After decades of union decline, the labor movement is seeing an increase in union membership. Workers across the board are using their voices to rebalance power at work. The recent success with retail and service workers has made headlines, and the interest in these sectors continues to grow. But to keep this movement trending upward, we as union activists must adapt to the ever-changing workforce – and to do that, there has to be change.
The Texas Gulf Coast Area Labor Federation is doing just that in Houston. Several times a year a committee of public and private sector union activists meets to discuss new ways to organize in today’s climate. Only four percent of workers in the Houston area unionized, and right-to-work laws make it even more challenging.
The idea is for unions to work together and grow the labor movement. Their goals are to gain members internally and in new workplaces, train more members and staff to be better organizers, and use digital tools effectively to support organizing across the board. Sharing how they currently organize with one another has been especially helpful in laying a strong foundation to build on.
Hany Khalil, Texas Gulf Coast Area Labor Federation Executive Director, believes the timing is perfect.
“Public opinion has gotten solidly behind unions,” said Khalil. “Workers are starting to realize that unions are for all of us. They’re not just for factory workers or airline workers. We have to figure out new ways to organize larger workplaces quickly while we can.”
Collaborating, maximizing resources, and putting these ideas into motion are key. The committee is planning a joint house call blitz where members from multiple unions will go door-knocking at the homes of people who are in other workplaces and ask them to join another union.
“It’s going to be powerful when a teacher is at the door of an AFSCME or Machinists member and they are saying, I don’t work in your workplace but let me tell you why I think it’s important that you join the union, and what it can do for your life,” said Khalil.
Hector Herrera, a 23-year IAM member of Local Lodge 15, is honored to sit on this committee. He’s always been thankful for his union contract – but today he values it even more.
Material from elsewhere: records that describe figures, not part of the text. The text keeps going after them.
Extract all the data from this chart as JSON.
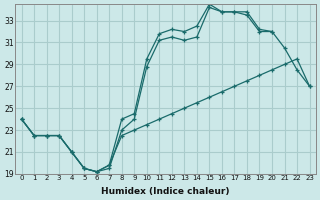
{
  "title": "",
  "xlabel": "Humidex (Indice chaleur)",
  "ylabel": "",
  "background_color": "#cce8e8",
  "grid_color": "#aacccc",
  "line_color": "#1a6b6b",
  "xlim": [
    -0.5,
    23.5
  ],
  "ylim": [
    19,
    34.5
  ],
  "xticks": [
    0,
    1,
    2,
    3,
    4,
    5,
    6,
    7,
    8,
    9,
    10,
    11,
    12,
    13,
    14,
    15,
    16,
    17,
    18,
    19,
    20,
    21,
    22,
    23
  ],
  "yticks": [
    19,
    21,
    23,
    25,
    27,
    29,
    31,
    33
  ],
  "series": [
    {
      "x": [
        0,
        1,
        2,
        3,
        4,
        5,
        6,
        7,
        8,
        9,
        10,
        11,
        12,
        13,
        14,
        15,
        16,
        17,
        18,
        19,
        20,
        21,
        22,
        23
      ],
      "y": [
        24,
        22.5,
        22.5,
        22.5,
        21,
        19.5,
        19.2,
        19.5,
        23,
        24,
        28.8,
        31.2,
        31.5,
        31.2,
        31.5,
        34.2,
        33.8,
        33.8,
        33.5,
        32,
        32,
        30.5,
        28.5,
        27
      ]
    },
    {
      "x": [
        0,
        1,
        2,
        3,
        4,
        5,
        6,
        7,
        8,
        9,
        10,
        11,
        12,
        13,
        14,
        15,
        16,
        17,
        18,
        19,
        20
      ],
      "y": [
        24,
        22.5,
        22.5,
        22.5,
        21,
        19.5,
        19.2,
        19.8,
        24,
        24.5,
        29.5,
        31.8,
        32.2,
        32,
        32.5,
        34.5,
        33.8,
        33.8,
        33.8,
        32.2,
        32
      ]
    },
    {
      "x": [
        0,
        1,
        2,
        3,
        4,
        5,
        6,
        7,
        8,
        9,
        10,
        11,
        12,
        13,
        14,
        15,
        16,
        17,
        18,
        19,
        20,
        21,
        22,
        23
      ],
      "y": [
        24,
        22.5,
        22.5,
        22.5,
        21,
        19.5,
        19.2,
        19.8,
        22.5,
        23,
        23.5,
        24,
        24.5,
        25,
        25.5,
        26,
        26.5,
        27,
        27.5,
        28,
        28.5,
        29,
        29.5,
        27
      ]
    }
  ]
}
“Now that I’m actually a grandfather, it is nice to be off my weekends,” said Herrera. “My grandsons come over almost every other weekend. My union contract allows me time off on the weekends for my family, and gives me work-life balance.”
Unions are as relevant today as in 1971 when Marlin Phillips started working as a diesel mechanic for the railroad. He remembers the day he signed up. Phillips joined IAM District Lodge 19. He was the first in his family to join a union but not the last. Shortly after, Phillips got his brother a job working at the railroad. This was a big deal during the 1970s, especially if you were African American.
“I always wanted to belong to a union,” said Phillips. “When I got my first job someone said they have a union over there; I said, what? I couldn’t wait to finish out my 60-day probation period and when I did, I went looking for the union rep. I told him to sign me up. You have to belong to the union to work on the railroad and at that time, for Blacks, that’s the only thing we had to represent us was the union. One thing that the union does, the union breaks down the color barrier that exists. It’s a blessing to have a union.”
Phillips had 31 good years working at the railroad and retired in 2004. Today, he is active at his church and in union activities – and proudly carries his union card.
By the end of 2023, the committee hopes to have added 10,000 new union members to the Houston region. The number may seem aggressive but as the saying goes, shoot for the stars, aim for the moon.